Insurance Trades Cast Wary Eyes at Senate Financial Services Bill

November 11, 2009

Chairman Christopher Dodd (D-Conn.) of the Senate Banking Committee on Tuesday introduced a draft of the long-awaited financial services regulatory reform bill. While insurance industry representatives were quick to applaud Dodd, the committee and staff on their work, they also were quick to point out concerns associated with the proposed legislation – specifically the effects the bill would have on the property/casualty insurance industry.

Leigh Ann Pusey, president of the American Insurance Association (AIA), said while the trade association continues to study the proposed legislation, it has “identified a number of concerns that if not addressed in the coming weeks would cause our organization to oppose the bill.”

Pusey said while AIA and the insurers it represents believe financial regulatory reform is needed in the wake of the financial crisis, “such reform should focus on reducing systemic risks, addressing regulatory gaps, and providing a pathway for healthy, competitive, private markets.”

Property Casualty Insurers Association of America (PCI) President and CEO David A. Sampson said that property and casualty insurance companies “are not systemically risky and did not contribute to the existing crisis.”

In a statement released by the PCI, Sampson said the “financial services regulatory reform legislation should be carefully and precisely targeted to industries that do present a clear systemic risk.”

The National Association of Mutual Insurance Companies (NAMIC) also said in a published statement that it appreciated the work of Dodd and his colleagues but also had concerns about elements of the bill.

Jimi Grande, senior vice president of federal and political affairs for NAMIC, reiterated that “property/casualty insurance played no significant role in the crisis and that property/casualty insurers inherently pose no systemic risk to the economy.”

The Dodd bill would establish a National Insurance Office to monitor the insurance industry as well as a Consumer Financial Protection Agency.

NAMIC said it remains committed to a reformed state-based insurance regulatory system, and has indicated that a properly constructed, non-regulatory federal insurance office could help streamline and create more uniformity in that system.
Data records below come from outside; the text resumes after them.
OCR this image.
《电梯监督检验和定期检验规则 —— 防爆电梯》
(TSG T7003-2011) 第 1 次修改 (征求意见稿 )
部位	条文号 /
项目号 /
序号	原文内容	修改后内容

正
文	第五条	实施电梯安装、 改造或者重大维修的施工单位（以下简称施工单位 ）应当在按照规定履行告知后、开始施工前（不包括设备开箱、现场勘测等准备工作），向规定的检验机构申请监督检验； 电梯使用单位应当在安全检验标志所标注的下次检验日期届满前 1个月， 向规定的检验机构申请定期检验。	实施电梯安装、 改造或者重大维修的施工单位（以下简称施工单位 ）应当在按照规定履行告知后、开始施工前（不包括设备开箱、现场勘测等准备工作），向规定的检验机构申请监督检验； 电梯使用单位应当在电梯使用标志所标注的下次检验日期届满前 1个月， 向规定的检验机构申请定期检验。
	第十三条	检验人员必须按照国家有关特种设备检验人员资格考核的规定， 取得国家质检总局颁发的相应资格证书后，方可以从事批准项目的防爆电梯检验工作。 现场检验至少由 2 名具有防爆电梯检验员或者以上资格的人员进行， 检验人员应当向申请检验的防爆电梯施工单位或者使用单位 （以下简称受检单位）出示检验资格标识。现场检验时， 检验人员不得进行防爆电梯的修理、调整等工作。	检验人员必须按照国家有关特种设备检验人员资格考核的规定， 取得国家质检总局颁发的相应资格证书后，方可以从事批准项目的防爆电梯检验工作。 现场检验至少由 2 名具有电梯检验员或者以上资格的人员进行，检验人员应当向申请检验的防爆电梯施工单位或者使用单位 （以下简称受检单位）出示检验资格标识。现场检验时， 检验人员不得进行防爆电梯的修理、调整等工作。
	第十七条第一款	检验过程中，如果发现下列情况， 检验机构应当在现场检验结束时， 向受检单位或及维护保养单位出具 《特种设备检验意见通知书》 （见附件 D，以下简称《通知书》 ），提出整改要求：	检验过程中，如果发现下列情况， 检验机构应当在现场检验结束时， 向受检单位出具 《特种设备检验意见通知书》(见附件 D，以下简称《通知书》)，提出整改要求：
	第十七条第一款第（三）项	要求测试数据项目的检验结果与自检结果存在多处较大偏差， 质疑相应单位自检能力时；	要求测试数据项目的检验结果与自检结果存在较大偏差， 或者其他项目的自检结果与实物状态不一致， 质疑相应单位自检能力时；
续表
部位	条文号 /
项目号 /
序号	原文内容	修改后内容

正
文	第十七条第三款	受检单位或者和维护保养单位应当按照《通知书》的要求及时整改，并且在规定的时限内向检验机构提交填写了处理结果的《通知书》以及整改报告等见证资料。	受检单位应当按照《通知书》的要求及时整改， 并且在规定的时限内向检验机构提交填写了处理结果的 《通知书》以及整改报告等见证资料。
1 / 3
But it “has some concern that the powers granted in the bill to this new federal office could have unintended negative consequences for consumers,” Grande said.

“In establishing a new systemic risk regulator, the Dodd discussion draft does not recognize the financial regulatory framework applicable to insurance companies and the treatment of their holding companies,” the AIA’s Pusey said.

Pusey suggested that under the current proposal, “insurance companies could also be subject to inappropriate assessments to pay for failing institutions that are under the resolution authority, and such assessments would not benefit insurers because they are already covered by state guaranty fund systems. It would be a ‘one way’ proposition for insurers who do not pose the same type of risk as others in the financial sector.”

The AIA “strongly believes” that all lines of insurance should be exempt from the jurisdiction of the new Consumer Financial Protection Agency. Under the current proposal, credit, title and mortgage insurance would be subject to CFPA supervision, the AIA said.

The AIA does concur with the need for an Office of National Insurance but would like to see it given more authority in regards to international insurance issues that the bill currently provides.

NAMIC said it welcomes the inclusion of provisions clarifying the regulation of non-admitted, or surplus lines, insurance for multi-state risks, which it said establish the home state of the risk as the primary regulator governing a multi-state risk, and provide regulatory clarity and simpler taxation.